# Buttering with Ride Highlife - possible?



## Wangta (Feb 1, 2011)

Hey guys. I just started picking up switch last month and was hoping to learn some cool ways to switch sides of the board.

I tried buttering on my nose for an hour the other day but could not for the love of god, get the board to flex. I have an extremely stiff board - a Ride Highlife (161). 

Do I just suck at this or is it impossible given my board? I've never buttered in my life so I don't know if its me or I'm using the wrong equipment (it could totally be me!) . 

Thanks guys.


----------



## gmore10 (Dec 23, 2011)

i used to ride a highlife but there pretty stiff boards so buttering will be a bit harder.

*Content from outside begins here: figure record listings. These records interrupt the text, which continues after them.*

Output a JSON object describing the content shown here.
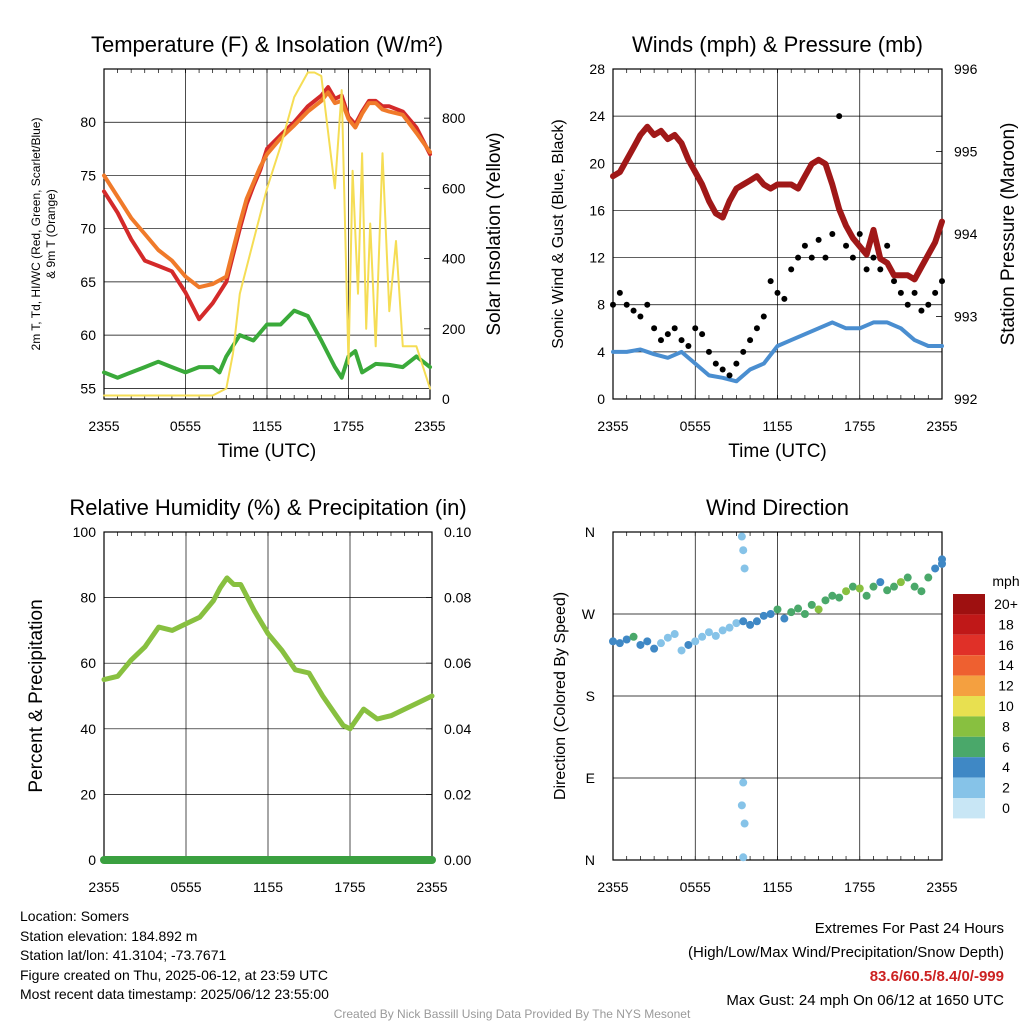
{
  "figure": {
    "location_label": "Location: Somers",
    "elevation_label": "Station elevation: 184.892 m",
    "latlon_label": "Station lat/lon: 41.3104; -73.7671",
    "created_label": "Figure created on Thu, 2025-06-12, at 23:59 UTC",
    "recent_label": "Most recent data timestamp: 2025/06/12 23:55:00",
    "extremes_title": "Extremes For Past 24 Hours",
    "extremes_subtitle": "(High/Low/Max Wind/Precipitation/Snow Depth)",
    "extremes_values": "83.6/60.5/8.4/0/-999",
    "max_gust": "Max Gust: 24 mph On 06/12 at 1650 UTC",
    "credit": "Created By Nick Bassill Using Data Provided By The NYS Mesonet"
  },
  "colors": {
    "red": "#d42a2a",
    "orange": "#f07a2a",
    "green": "#3aaa3a",
    "yellow": "#f5dd55",
    "blue": "#4a8ed0",
    "black": "#000000",
    "maroon": "#a01818",
    "rh": "#88c040",
    "precip": "#3aa040"
  },
  "chart_data": [
    {
      "type": "line",
      "title": "Temperature (F) & Insolation (W/m²)",
      "xlabel": "Time (UTC)",
      "ylabel_left": "2m T, Td, HI/WC (Red, Green, Scarlet/Blue) & 9m T (Orange)",
      "ylabel_right": "Solar Insolation (Yellow)",
      "x_ticks": [
        "2355",
        "0555",
        "1155",
        "1755",
        "2355"
      ],
      "ylim": [
        54,
        85
      ],
      "y_ticks": [
        55,
        60,
        65,
        70,
        75,
        80
      ],
      "ylim_right": [
        0,
        940
      ],
      "y_ticks_right": [
        0,
        200,
        400,
        600,
        800
      ],
      "series": [
        {
          "name": "2m T",
          "color": "red",
          "axis": "left",
          "x": [
            0,
            1,
            2,
            3,
            4,
            5,
            6,
            7,
            8,
            9,
            9.5,
            10,
            10.5,
            11,
            11.5,
            12,
            13,
            14,
            15,
            16,
            16.5,
            17,
            17.5,
            18,
            18.5,
            19,
            19.5,
            20,
            20.5,
            21,
            22,
            23,
            24
          ],
          "y": [
            73.5,
            71.5,
            69,
            67,
            66.5,
            66,
            64,
            61.5,
            63,
            65,
            67.5,
            70,
            72.3,
            74,
            75.5,
            77.5,
            78.8,
            80,
            81.5,
            82.5,
            83.3,
            82.2,
            82.5,
            80.5,
            79.8,
            81,
            82,
            82,
            81.5,
            81.5,
            81,
            79.5,
            77
          ]
        },
        {
          "name": "9m T",
          "color": "orange",
          "axis": "left",
          "x": [
            0,
            1,
            2,
            3,
            4,
            5,
            6,
            7,
            8,
            9,
            9.5,
            10,
            10.5,
            11,
            11.5,
            12,
            13,
            14,
            15,
            16,
            16.5,
            17,
            17.5,
            18,
            18.5,
            19,
            19.5,
            20,
            20.5,
            21,
            22,
            23,
            24
          ],
          "y": [
            75,
            73,
            71,
            69.5,
            68,
            67,
            65.5,
            64.5,
            64.8,
            65.5,
            68,
            70.5,
            72.8,
            74.3,
            75.8,
            77,
            78.5,
            79.7,
            81,
            82,
            82.8,
            81.8,
            82,
            80.3,
            79.5,
            80.8,
            81.8,
            81.8,
            81.2,
            81,
            80.7,
            79,
            77.2
          ]
        },
        {
          "name": "2m Td",
          "color": "green",
          "axis": "left",
          "x": [
            0,
            1,
            2,
            3,
            4,
            5,
            6,
            7,
            8,
            8.5,
            9,
            10,
            11,
            12,
            13,
            14,
            15,
            16,
            17,
            17.5,
            18,
            18.5,
            19,
            20,
            21,
            22,
            23,
            24
          ],
          "y": [
            56.5,
            56,
            56.5,
            57,
            57.5,
            57,
            56.5,
            57,
            57,
            56.5,
            58,
            60,
            59.5,
            61,
            61,
            62.3,
            61.8,
            59.5,
            57,
            56,
            58,
            58.5,
            56.5,
            57.3,
            57.2,
            57,
            58,
            57
          ]
        },
        {
          "name": "Solar Insolation",
          "color": "yellow",
          "axis": "right",
          "x": [
            0,
            1,
            2,
            3,
            4,
            5,
            6,
            7,
            8,
            9,
            9.5,
            10,
            11,
            12,
            13,
            14,
            15,
            15.5,
            16,
            17,
            17.5,
            18,
            18.3,
            18.7,
            19,
            19.3,
            19.6,
            20,
            20.5,
            21,
            21.5,
            22,
            23,
            24
          ],
          "y": [
            10,
            10,
            10,
            10,
            10,
            10,
            10,
            10,
            10,
            30,
            130,
            300,
            450,
            600,
            720,
            860,
            930,
            930,
            920,
            600,
            880,
            100,
            650,
            300,
            700,
            200,
            500,
            150,
            700,
            250,
            450,
            150,
            150,
            30
          ]
        }
      ]
    },
    {
      "type": "line",
      "title": "Winds (mph) & Pressure (mb)",
      "xlabel": "Time (UTC)",
      "ylabel_left": "Sonic Wind & Gust (Blue, Black)",
      "ylabel_right": "Station Pressure (Maroon)",
      "x_ticks": [
        "2355",
        "0555",
        "1155",
        "1755",
        "2355"
      ],
      "ylim": [
        0,
        28
      ],
      "y_ticks": [
        0,
        4,
        8,
        12,
        16,
        20,
        24,
        28
      ],
      "ylim_right": [
        992,
        996
      ],
      "y_ticks_right": [
        992,
        993,
        994,
        995,
        996
      ],
      "series": [
        {
          "name": "Sonic Wind",
          "color": "blue",
          "axis": "left",
          "x": [
            0,
            1,
            2,
            3,
            4,
            5,
            6,
            7,
            8,
            9,
            10,
            11,
            12,
            13,
            14,
            15,
            16,
            17,
            18,
            19,
            20,
            21,
            22,
            23,
            24
          ],
          "y": [
            4,
            4,
            4.2,
            3.8,
            3.5,
            4,
            3,
            2,
            1.8,
            1.5,
            2.5,
            3,
            4.5,
            5,
            5.5,
            6,
            6.5,
            6,
            6,
            6.5,
            6.5,
            6,
            5,
            4.5,
            4.5
          ]
        },
        {
          "name": "Gust",
          "color": "black",
          "axis": "left",
          "style": "dots",
          "x": [
            0,
            0.5,
            1,
            1.5,
            2,
            2.5,
            3,
            3.5,
            4,
            4.5,
            5,
            5.5,
            6,
            6.5,
            7,
            7.5,
            8,
            8.5,
            9,
            9.5,
            10,
            10.5,
            11,
            11.5,
            12,
            12.5,
            13,
            13.5,
            14,
            14.5,
            15,
            15.5,
            16,
            16.5,
            17,
            17.5,
            18,
            18.5,
            19,
            19.5,
            20,
            20.5,
            21,
            21.5,
            22,
            22.5,
            23,
            23.5,
            24
          ],
          "y": [
            8,
            9,
            8,
            7.5,
            7,
            8,
            6,
            5,
            5.5,
            6,
            5,
            4.5,
            6,
            5.5,
            4,
            3,
            2.5,
            2,
            3,
            4,
            5,
            6,
            7,
            10,
            9,
            8.5,
            11,
            12,
            13,
            12,
            13.5,
            12,
            14,
            24,
            13,
            12,
            14,
            11,
            12,
            11,
            13,
            10,
            9,
            8,
            9,
            7.5,
            8,
            9,
            10
          ]
        },
        {
          "name": "Station Pressure",
          "color": "maroon",
          "axis": "right",
          "x": [
            0,
            0.5,
            1,
            1.5,
            2,
            2.5,
            3,
            3.5,
            4,
            4.5,
            5,
            5.5,
            6,
            6.5,
            7,
            7.5,
            8,
            8.5,
            9,
            9.5,
            10,
            10.5,
            11,
            11.5,
            12,
            12.5,
            13,
            13.5,
            14,
            14.5,
            15,
            15.5,
            16,
            16.5,
            17,
            17.5,
            18,
            18.5,
            19,
            19.5,
            20,
            20.5,
            21,
            21.5,
            22,
            22.5,
            23,
            23.5,
            24
          ],
          "y": [
            994.7,
            994.75,
            994.9,
            995.05,
            995.2,
            995.3,
            995.2,
            995.25,
            995.15,
            995.2,
            995.1,
            994.9,
            994.75,
            994.6,
            994.4,
            994.25,
            994.2,
            994.4,
            994.55,
            994.6,
            994.65,
            994.7,
            994.6,
            994.55,
            994.6,
            994.6,
            994.6,
            994.55,
            994.7,
            994.85,
            994.9,
            994.85,
            994.6,
            994.3,
            994.1,
            993.95,
            993.85,
            993.75,
            994.05,
            993.7,
            993.65,
            993.5,
            993.5,
            993.5,
            993.45,
            993.6,
            993.75,
            993.9,
            994.15
          ]
        }
      ]
    },
    {
      "type": "line",
      "title": "Relative Humidity (%) & Precipitation (in)",
      "xlabel": "",
      "ylabel_left": "Percent & Precipitation",
      "x_ticks": [
        "2355",
        "0555",
        "1155",
        "1755",
        "2355"
      ],
      "ylim": [
        0,
        100
      ],
      "y_ticks": [
        0,
        20,
        40,
        60,
        80,
        100
      ],
      "ylim_right": [
        0,
        0.1
      ],
      "y_ticks_right": [
        "0.00",
        "0.02",
        "0.04",
        "0.06",
        "0.08",
        "0.10"
      ],
      "series": [
        {
          "name": "Relative Humidity",
          "color": "rh",
          "axis": "left",
          "x": [
            0,
            1,
            2,
            3,
            4,
            5,
            6,
            7,
            8,
            8.5,
            9,
            9.5,
            10,
            11,
            12,
            13,
            14,
            15,
            16,
            17,
            17.5,
            18,
            19,
            20,
            21,
            22,
            23,
            24
          ],
          "y": [
            55,
            56,
            61,
            65,
            71,
            70,
            72,
            74,
            79,
            83,
            86,
            84,
            84,
            76,
            69,
            64,
            58,
            57,
            50,
            44,
            41,
            40,
            46,
            43,
            44,
            46,
            48,
            50
          ]
        },
        {
          "name": "Precipitation",
          "color": "precip",
          "axis": "right",
          "x": [
            0,
            24
          ],
          "y": [
            0,
            0
          ]
        }
      ]
    },
    {
      "type": "scatter",
      "title": "Wind Direction",
      "xlabel": "",
      "ylabel_left": "Direction (Colored By Speed)",
      "x_ticks": [
        "2355",
        "0555",
        "1155",
        "1755",
        "2355"
      ],
      "y_ticks": [
        "N",
        "E",
        "S",
        "W",
        "N"
      ],
      "ylim": [
        0,
        360
      ],
      "colorbar": {
        "title": "mph",
        "labels": [
          "0",
          "2",
          "4",
          "6",
          "8",
          "10",
          "12",
          "14",
          "16",
          "18",
          "20+"
        ],
        "colors": [
          "#c8e6f5",
          "#86c3e8",
          "#3f88c5",
          "#4aa86a",
          "#88c040",
          "#e8e050",
          "#f4a040",
          "#ee6030",
          "#e03028",
          "#c01818",
          "#9e1010"
        ]
      },
      "points_dir": [
        240,
        238,
        242,
        245,
        236,
        240,
        232,
        238,
        244,
        248,
        230,
        236,
        240,
        245,
        250,
        246,
        252,
        255,
        260,
        262,
        258,
        262,
        268,
        270,
        275,
        265,
        272,
        276,
        270,
        280,
        275,
        285,
        290,
        288,
        295,
        300,
        298,
        290,
        300,
        305,
        296,
        300,
        305,
        310,
        300,
        295,
        310,
        320,
        325,
        330
      ],
      "points_speed": [
        3,
        3,
        4,
        5,
        3,
        4,
        3,
        2,
        2,
        2,
        2,
        3,
        2,
        2,
        1,
        2,
        1,
        2,
        2,
        3,
        4,
        4,
        3,
        4,
        5,
        4,
        6,
        5,
        6,
        5,
        7,
        6,
        5,
        6,
        7,
        6,
        7,
        6,
        5,
        4,
        5,
        6,
        7,
        6,
        5,
        5,
        6,
        4,
        4,
        4
      ],
      "points_x": [
        0,
        0.5,
        1,
        1.5,
        2,
        2.5,
        3,
        3.5,
        4,
        4.5,
        5,
        5.5,
        6,
        6.5,
        7,
        7.5,
        8,
        8.5,
        9,
        9.5,
        10,
        10.5,
        11,
        11.5,
        12,
        12.5,
        13,
        13.5,
        14,
        14.5,
        15,
        15.5,
        16,
        16.5,
        17,
        17.5,
        18,
        18.5,
        19,
        19.5,
        20,
        20.5,
        21,
        21.5,
        22,
        22.5,
        23,
        23.5,
        24,
        24
      ],
      "outliers_x": [
        9.4,
        9.5,
        9.6,
        9.5,
        9.4,
        9.6,
        9.5
      ],
      "outliers_dir": [
        355,
        340,
        320,
        85,
        60,
        40,
        3
      ],
      "outliers_speed": [
        1,
        1,
        1,
        2,
        1,
        1,
        1
      ]
    }
  ]
}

But i don't think it would be impossible just little easier on a kink or flex board.


----------



## t21 (Dec 29, 2010)

i ride 11' Antic and that is a stiff board.i tried to butter but i'm basically so far back and low that i would lose control of it so i stop. :angry:


----------



## Wangta (Feb 1, 2011)

t21 said:


> i ride 11' Antic and that is a stiff board.i tried to butter but i'm basically so far back and low that i would lose control of it so i stop. :angry:


Yeah, that's what happens to me. I really struggle to get up on the board. The thing barely flexes!


----------



## Justin (Jun 2, 2010)

i buttered with mine... once. Im sure you can butter with almost any board its just not all that easy.


----------



## BurtonAvenger (Aug 14, 2007)

YOu can butter on anything. Stop sucking and over analyzing shit and just ride.


----------



## Wangta (Feb 1, 2011)

BurtonAvenger said:


> YOu can butter on anything. Stop sucking and over analyzing shit and just ride.

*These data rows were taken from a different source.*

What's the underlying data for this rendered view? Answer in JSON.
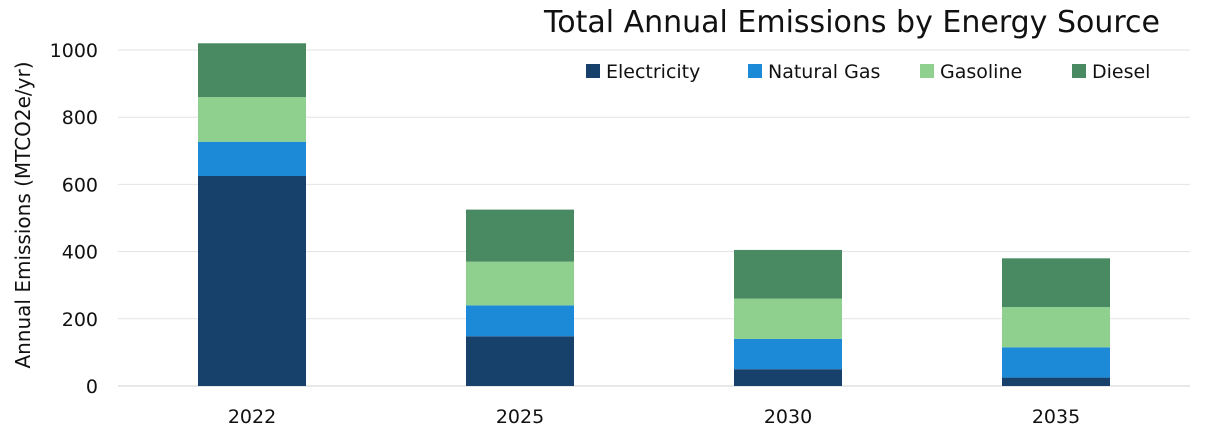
{
  "chart_data": {
    "type": "bar",
    "stacked": true,
    "title": "Total Annual Emissions by Energy Source",
    "xlabel": "",
    "ylabel": "Annual Emissions (MTCO2e/yr)",
    "ylim": [
      0,
      1000
    ],
    "yticks": [
      0,
      200,
      400,
      600,
      800,
      1000
    ],
    "grid": true,
    "legend_position": "top-right",
    "categories": [
      "2022",
      "2025",
      "2030",
      "2035"
    ],
    "series": [
      {
        "name": "Electricity",
        "color": "#17406a",
        "values": [
          625,
          148,
          50,
          25
        ]
      },
      {
        "name": "Natural Gas",
        "color": "#1d8ad8",
        "values": [
          102,
          92,
          90,
          90
        ]
      },
      {
        "name": "Gasoline",
        "color": "#8fd08f",
        "values": [
          133,
          130,
          120,
          120
        ]
      },
      {
        "name": "Diesel",
        "color": "#4a8a62",
        "values": [
          160,
          155,
          145,
          145
        ]
      }
    ]
  }
}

Lol. Thanks for the advice.


----------



## readimag (Aug 10, 2011)

As BA said you canbutter with anything if you want to, hell look at this guy on a customX


----------



## liner (Jan 8, 2013)

You can for sure butter on anything. Just keep in mind with a stuff board you won't get the flex in the nose as much. Adjust to a more Bowed butter, with the board more planed out than kinked

I think it's way harder.


----------



## Wangta (Feb 1, 2011)

readimag said:


> As BA said you canbutter with anything if you want to, hell look at this guy on a customX


Yeah everyone knows ryan. 

Custom x isn't actually that stiff. I've ridden one for a day at mammoth. 

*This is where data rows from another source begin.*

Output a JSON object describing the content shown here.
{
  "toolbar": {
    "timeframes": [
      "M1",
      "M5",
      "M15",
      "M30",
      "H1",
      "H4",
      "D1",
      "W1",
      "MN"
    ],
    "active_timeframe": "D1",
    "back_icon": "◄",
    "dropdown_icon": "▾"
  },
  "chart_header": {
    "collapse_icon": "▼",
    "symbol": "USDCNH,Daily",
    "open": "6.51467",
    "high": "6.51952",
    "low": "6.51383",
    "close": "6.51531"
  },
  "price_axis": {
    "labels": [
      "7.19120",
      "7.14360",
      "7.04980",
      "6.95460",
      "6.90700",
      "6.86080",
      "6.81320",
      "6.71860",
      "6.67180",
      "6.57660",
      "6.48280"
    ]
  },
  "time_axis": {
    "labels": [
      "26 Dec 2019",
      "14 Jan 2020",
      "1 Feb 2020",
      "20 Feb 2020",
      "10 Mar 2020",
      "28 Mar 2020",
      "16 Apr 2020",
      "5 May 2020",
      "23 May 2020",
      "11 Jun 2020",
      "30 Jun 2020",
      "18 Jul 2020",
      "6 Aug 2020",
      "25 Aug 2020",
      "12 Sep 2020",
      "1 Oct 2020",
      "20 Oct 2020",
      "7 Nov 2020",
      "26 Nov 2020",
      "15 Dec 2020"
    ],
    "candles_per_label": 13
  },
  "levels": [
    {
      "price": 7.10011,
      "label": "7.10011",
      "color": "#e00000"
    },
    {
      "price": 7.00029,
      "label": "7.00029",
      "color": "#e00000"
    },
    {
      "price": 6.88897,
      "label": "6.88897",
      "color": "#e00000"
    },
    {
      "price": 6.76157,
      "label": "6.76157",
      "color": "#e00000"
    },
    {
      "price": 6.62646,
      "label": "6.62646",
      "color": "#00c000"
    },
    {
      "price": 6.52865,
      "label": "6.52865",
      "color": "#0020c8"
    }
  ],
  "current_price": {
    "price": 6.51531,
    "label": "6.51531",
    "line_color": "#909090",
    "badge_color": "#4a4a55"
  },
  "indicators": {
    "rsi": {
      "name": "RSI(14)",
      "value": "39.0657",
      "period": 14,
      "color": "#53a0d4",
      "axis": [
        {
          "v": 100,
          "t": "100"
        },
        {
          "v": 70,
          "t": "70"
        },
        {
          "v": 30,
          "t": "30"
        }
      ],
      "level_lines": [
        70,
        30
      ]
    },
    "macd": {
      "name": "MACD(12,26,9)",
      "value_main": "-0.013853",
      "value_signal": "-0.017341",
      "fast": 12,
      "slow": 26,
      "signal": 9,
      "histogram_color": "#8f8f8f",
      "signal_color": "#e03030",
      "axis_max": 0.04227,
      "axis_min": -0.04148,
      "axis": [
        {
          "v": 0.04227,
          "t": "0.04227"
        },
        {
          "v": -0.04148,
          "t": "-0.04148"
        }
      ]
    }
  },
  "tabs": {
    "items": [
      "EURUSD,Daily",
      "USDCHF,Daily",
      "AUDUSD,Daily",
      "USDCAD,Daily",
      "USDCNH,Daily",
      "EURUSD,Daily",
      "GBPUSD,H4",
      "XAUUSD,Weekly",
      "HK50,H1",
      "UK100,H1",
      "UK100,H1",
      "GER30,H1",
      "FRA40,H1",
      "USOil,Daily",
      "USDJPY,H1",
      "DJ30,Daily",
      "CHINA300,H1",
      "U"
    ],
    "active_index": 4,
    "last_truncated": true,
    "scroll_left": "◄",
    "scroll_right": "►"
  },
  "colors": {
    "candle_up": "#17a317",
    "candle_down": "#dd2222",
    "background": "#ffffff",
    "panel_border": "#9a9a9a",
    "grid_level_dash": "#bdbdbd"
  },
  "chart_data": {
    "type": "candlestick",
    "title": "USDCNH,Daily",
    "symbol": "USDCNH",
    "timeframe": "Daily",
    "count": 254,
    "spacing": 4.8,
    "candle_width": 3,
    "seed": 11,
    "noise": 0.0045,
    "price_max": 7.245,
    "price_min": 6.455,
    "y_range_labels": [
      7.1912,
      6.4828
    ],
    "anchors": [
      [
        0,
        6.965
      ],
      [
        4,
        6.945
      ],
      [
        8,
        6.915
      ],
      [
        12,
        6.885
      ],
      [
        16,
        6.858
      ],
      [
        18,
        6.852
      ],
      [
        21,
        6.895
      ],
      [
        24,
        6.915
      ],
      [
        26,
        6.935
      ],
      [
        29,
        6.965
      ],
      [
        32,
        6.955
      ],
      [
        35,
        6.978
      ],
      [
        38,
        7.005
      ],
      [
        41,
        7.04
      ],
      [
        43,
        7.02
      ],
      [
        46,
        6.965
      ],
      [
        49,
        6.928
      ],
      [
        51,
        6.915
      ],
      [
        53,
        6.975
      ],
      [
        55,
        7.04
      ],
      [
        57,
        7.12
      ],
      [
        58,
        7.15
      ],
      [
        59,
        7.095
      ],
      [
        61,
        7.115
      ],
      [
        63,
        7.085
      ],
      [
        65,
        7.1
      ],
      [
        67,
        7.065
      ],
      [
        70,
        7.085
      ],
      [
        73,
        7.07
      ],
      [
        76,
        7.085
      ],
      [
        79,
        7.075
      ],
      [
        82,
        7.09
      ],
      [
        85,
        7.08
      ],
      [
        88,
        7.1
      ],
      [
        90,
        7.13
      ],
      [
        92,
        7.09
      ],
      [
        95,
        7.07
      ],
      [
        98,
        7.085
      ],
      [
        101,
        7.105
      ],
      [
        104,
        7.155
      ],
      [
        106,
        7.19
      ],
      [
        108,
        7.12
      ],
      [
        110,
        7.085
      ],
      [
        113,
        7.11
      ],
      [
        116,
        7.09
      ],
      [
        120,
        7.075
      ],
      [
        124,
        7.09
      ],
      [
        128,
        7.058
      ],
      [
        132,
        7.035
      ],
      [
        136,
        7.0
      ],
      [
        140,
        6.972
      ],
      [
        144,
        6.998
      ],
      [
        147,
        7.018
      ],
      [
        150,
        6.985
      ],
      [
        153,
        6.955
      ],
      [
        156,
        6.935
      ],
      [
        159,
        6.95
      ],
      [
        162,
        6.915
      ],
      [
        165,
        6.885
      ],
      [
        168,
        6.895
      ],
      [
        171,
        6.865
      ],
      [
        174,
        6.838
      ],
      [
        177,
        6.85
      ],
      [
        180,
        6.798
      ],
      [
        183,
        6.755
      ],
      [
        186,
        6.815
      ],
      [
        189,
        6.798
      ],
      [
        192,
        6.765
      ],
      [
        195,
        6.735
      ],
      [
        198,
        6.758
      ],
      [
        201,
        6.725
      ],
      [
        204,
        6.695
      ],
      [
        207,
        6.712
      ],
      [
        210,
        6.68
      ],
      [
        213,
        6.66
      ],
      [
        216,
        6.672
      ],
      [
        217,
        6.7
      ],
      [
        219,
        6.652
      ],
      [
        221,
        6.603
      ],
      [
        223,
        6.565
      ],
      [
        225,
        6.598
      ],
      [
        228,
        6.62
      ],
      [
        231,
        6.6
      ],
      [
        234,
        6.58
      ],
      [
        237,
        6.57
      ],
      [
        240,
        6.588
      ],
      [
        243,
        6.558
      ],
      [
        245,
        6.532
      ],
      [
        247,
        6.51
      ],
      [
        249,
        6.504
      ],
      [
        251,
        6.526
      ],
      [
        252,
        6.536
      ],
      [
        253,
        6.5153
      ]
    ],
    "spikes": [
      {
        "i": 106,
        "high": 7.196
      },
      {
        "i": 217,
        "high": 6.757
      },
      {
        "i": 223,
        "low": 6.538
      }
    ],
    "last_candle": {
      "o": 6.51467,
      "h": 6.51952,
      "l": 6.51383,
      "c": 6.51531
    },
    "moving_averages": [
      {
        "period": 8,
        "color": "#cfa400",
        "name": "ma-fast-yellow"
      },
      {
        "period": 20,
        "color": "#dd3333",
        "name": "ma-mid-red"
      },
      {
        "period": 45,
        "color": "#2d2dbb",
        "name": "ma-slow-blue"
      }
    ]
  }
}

I actually got a turn today on my board but the clearance is like less than an inch.


----------



## dreampow (Sep 26, 2011)

I had the first highlife so its a little different but the nose was way easier to press than the tail. Try flipping round switch and then pressing.


----------



## t21 (Dec 29, 2010)

the only thing i'd butter is my dinner roll:laugh: anyways, watching the vid with all that spinning and what not reminds me of a figure skater it's cool and all but :dunno:


----------